Freel Peak is not a particularly attractive mountain and the way up is mostly sandy and steep. Nice views from the top, but other than being the tallest mountain it has no other redeeming qualities. By the time I came down, some other riders must have gone over the saddle and I found a few sour patches on my bike. I think it was from Jake Inserra and I enjoyed them. 

There wouldn't be any long steep climbs afterwards, but still a lot of ups and downs after Armstrong Pass and around Freel Meadow. I think in the future, I would aim for camping there, it may add another day for the route, but the Freel Meadow area would be lovely for camping and it is plenty of riding already from Spooner to here. I saw many just perfect camping spots, probably would be dry camping as I didn't see a creek and it is high up. Necessary to fill up on water before then, but I did that after Freel Peak, multiple creeks crossing the Tahoe Rim trail then (at least in June, they may dry out later). It also gets technical again and that isn't great when one is tired. I took a fall and broke off one of my Ergon bar ends. Maybe two miles before Luther Campground, I took a shortcut to highway 89 (Grass Lake Spur trail) and rolled pavement down to Myers where I reconnected with the trail. 

Fallen Leaf was a major disappointment. A huge, loud, smoky campground. Finally a year without wildfires and the campground felt like being in the middle of one. Only Forest and Julie were there when I arrived, which already was well after dark It does have showers and I bought a few shower coins and used 1 to get clean (also the scrapes I got from the fall) and left the others for latecomers.
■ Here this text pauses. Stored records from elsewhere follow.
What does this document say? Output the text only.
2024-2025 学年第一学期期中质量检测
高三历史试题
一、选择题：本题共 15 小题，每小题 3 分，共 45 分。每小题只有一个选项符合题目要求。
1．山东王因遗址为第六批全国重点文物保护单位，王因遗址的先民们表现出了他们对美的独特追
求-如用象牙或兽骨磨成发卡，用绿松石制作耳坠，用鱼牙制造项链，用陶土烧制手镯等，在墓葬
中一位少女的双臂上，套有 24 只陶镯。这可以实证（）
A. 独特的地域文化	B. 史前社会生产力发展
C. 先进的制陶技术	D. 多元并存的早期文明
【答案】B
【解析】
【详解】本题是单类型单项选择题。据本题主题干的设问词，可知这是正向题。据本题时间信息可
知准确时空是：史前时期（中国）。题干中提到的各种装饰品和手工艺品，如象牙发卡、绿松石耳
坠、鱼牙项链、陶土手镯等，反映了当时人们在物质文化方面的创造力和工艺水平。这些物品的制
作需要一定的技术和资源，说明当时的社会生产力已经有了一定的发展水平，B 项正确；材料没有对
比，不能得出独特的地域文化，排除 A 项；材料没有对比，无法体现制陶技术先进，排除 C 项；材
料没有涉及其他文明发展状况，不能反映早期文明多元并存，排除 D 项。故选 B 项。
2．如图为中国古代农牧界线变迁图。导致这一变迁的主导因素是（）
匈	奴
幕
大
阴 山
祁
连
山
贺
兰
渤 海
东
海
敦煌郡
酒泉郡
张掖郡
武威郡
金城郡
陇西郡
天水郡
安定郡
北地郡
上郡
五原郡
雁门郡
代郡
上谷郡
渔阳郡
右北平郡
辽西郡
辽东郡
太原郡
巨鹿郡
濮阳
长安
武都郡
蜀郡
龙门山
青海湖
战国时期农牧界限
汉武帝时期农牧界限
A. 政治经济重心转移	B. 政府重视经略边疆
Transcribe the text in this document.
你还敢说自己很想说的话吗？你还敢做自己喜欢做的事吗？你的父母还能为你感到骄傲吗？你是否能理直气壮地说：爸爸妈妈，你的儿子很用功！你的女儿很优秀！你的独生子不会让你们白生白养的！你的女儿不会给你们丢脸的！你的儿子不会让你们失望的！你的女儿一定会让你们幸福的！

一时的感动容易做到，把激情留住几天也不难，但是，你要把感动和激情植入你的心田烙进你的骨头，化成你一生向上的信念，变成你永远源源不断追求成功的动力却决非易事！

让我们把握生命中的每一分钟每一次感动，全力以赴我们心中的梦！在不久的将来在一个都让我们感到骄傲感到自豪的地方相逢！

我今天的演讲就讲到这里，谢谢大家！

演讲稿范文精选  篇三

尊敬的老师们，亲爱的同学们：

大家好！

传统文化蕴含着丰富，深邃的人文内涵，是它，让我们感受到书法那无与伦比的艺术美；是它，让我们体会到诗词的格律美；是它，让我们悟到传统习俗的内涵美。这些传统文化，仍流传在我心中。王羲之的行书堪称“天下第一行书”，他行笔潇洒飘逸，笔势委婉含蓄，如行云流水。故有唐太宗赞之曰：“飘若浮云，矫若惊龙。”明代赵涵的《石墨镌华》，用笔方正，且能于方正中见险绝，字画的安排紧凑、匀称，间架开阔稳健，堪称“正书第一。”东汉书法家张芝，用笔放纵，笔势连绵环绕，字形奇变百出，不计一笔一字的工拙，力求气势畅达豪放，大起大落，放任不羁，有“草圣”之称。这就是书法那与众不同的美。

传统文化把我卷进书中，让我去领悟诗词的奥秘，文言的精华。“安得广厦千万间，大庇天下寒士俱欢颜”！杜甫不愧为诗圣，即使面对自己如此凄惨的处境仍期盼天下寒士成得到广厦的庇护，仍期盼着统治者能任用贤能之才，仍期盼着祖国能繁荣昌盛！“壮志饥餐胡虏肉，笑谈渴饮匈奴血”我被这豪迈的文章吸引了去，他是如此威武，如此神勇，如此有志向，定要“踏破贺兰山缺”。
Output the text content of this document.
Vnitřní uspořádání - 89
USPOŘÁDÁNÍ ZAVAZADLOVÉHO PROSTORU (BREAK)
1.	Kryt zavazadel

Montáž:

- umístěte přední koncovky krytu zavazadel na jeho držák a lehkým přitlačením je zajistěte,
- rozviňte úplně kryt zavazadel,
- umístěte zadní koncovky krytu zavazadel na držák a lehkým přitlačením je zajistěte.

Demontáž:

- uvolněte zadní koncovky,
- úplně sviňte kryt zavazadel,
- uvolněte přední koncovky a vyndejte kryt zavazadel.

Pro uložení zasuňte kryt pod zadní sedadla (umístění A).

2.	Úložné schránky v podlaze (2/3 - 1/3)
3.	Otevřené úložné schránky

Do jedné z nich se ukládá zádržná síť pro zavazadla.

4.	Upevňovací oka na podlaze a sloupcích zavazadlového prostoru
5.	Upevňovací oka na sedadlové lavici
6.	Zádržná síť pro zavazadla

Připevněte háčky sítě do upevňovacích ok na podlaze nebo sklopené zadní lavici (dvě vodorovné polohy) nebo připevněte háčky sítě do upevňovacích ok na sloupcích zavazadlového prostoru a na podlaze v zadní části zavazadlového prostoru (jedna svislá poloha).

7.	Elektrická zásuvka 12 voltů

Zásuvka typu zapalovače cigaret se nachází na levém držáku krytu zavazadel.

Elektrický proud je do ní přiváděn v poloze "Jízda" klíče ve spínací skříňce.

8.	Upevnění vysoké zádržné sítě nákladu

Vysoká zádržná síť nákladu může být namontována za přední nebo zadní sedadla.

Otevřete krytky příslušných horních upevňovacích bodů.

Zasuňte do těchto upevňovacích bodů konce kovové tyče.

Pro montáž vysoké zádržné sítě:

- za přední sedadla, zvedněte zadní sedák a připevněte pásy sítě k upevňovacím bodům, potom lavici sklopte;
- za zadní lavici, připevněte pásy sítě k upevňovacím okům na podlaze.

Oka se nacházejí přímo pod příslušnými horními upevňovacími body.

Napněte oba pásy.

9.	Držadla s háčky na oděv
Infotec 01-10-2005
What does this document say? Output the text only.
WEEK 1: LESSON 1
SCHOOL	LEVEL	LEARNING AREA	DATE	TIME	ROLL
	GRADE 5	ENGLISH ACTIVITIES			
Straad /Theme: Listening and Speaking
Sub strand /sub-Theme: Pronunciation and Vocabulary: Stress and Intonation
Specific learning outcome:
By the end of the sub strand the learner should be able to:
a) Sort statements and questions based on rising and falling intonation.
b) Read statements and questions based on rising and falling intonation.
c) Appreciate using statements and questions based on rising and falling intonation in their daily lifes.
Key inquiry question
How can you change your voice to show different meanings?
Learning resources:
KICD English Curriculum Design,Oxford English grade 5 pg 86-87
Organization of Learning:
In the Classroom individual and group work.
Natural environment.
Then I headed back out again, just 5 minutes away from the campground was much more pleasant, although it still wasn't great. Especially when compared to all the great campsites I passed by in the early evening around Freel Meadows. 

The final day starts with a long stretch of road riding on highway 89. The western side of Lake Tahoe is mostly designated as wilderness area where bicycles are not allowed. It is not a bad road ride, though, especially early in the morning when traffic is minimal and the sun isn't biting. There are two more trail sections starting near the north end of the lake, the first one with a brief section on the Western States trail.